OK, So school starts really really really soon. I am looking forward to it. I also like a guy. Yeah and this guy likes me. He lives in Peoria, IL and he is 23 will be 24 in Nov. He is a nice guy very sweet has a job . He was a football player in highschool. Ummm well if you have seen varsity blues. He is the fat one. Its all good. I mean I am not super skinny. He is a very large boy but he has such a cute face and great personality. I just dont know i mean he could be like soo hot if he lost weight, but I dont care. So i met him on Tuesday and then came home. He has called me like 6 times every day since then. He wants me to come back down tomorrow and stay the night. I told him I would love to. I mean we wont do anythning because my damn period came 2 weeks early, but i like him. I dont know what will happen but it is nice to have a guy talk to me and stuff and think i am hot. Well I will have to tell u how it all goes.

Leave a comment

Aug. 8th, 2005 03:09 pm Umm Yeah

So Saturday I went on a date.

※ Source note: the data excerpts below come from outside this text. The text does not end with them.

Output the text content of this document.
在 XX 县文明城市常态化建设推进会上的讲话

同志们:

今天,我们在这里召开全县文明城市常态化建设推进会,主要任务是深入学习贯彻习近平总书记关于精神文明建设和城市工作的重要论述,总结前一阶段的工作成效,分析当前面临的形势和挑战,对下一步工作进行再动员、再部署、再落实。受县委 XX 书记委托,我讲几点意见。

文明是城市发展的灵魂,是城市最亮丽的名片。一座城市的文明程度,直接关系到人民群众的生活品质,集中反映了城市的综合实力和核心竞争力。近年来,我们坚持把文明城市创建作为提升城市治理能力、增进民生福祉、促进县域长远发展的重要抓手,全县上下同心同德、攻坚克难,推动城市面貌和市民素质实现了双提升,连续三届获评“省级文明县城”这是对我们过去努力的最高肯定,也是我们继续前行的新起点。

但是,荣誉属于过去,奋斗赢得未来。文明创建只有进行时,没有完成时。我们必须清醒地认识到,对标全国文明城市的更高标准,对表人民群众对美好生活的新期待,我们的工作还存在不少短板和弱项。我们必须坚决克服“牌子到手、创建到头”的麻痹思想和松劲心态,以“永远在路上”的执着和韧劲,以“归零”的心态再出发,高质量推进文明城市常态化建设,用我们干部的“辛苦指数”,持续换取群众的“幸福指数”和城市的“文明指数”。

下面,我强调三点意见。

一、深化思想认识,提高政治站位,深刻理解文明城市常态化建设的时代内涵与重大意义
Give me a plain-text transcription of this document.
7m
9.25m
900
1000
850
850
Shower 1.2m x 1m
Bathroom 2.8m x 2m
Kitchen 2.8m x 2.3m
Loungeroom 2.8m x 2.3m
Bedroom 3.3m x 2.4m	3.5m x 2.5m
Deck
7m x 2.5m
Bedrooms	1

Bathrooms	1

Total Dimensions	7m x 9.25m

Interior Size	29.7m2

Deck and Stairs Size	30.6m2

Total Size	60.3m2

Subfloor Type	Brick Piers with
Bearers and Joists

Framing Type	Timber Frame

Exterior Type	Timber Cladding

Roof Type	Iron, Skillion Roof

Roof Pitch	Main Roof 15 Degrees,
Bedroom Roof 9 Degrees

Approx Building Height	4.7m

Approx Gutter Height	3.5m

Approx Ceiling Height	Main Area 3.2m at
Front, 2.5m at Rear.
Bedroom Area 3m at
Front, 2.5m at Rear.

It was a fun date. I mean he was a good guy and I made out with him. However, I do not care if he calls. If he calls cool if he doesn't its all good. Tonight I am going on another date. His name is Jeff and I have known him for a long time. I worked with him in high school at Beef A Roo. Me and him are kinda weird because I have kissed him but we have never gone on a date or anything. Well he asked me out and I said ok. So tonight I am going to go see Wedding Crashers with Jeff. Kelli has seen Jeff and I asked her what she thought of him and she said he was hot. When I look at Jeff I think man its Jeff. I havent seen him in like 2 years. He is a really nice guy so I hope maybe I can feel something for him. I mean he tells me he has fantasized about me and then last night he was writing some poetry cheesy stuff to me. Like Aneela said who knows if he really wrote it. I am not sure if he did but it was smooth i have to give him that. For a hopeless romantic who likes having guys read poetry to her, this could be fun. Well at least this one knows what I look like. I am the exact same since the last time he has seen me. Well wish me luck. So man how many guys can I go out with in 2 months. So far it has been 6. Anyways talk to u all later to tell u what happened.

Leave a comment

Aug. 7th, 2005 06:17 pm



You May Be a Bit Histrionic ...









Dramatic and over the top, you crave attention.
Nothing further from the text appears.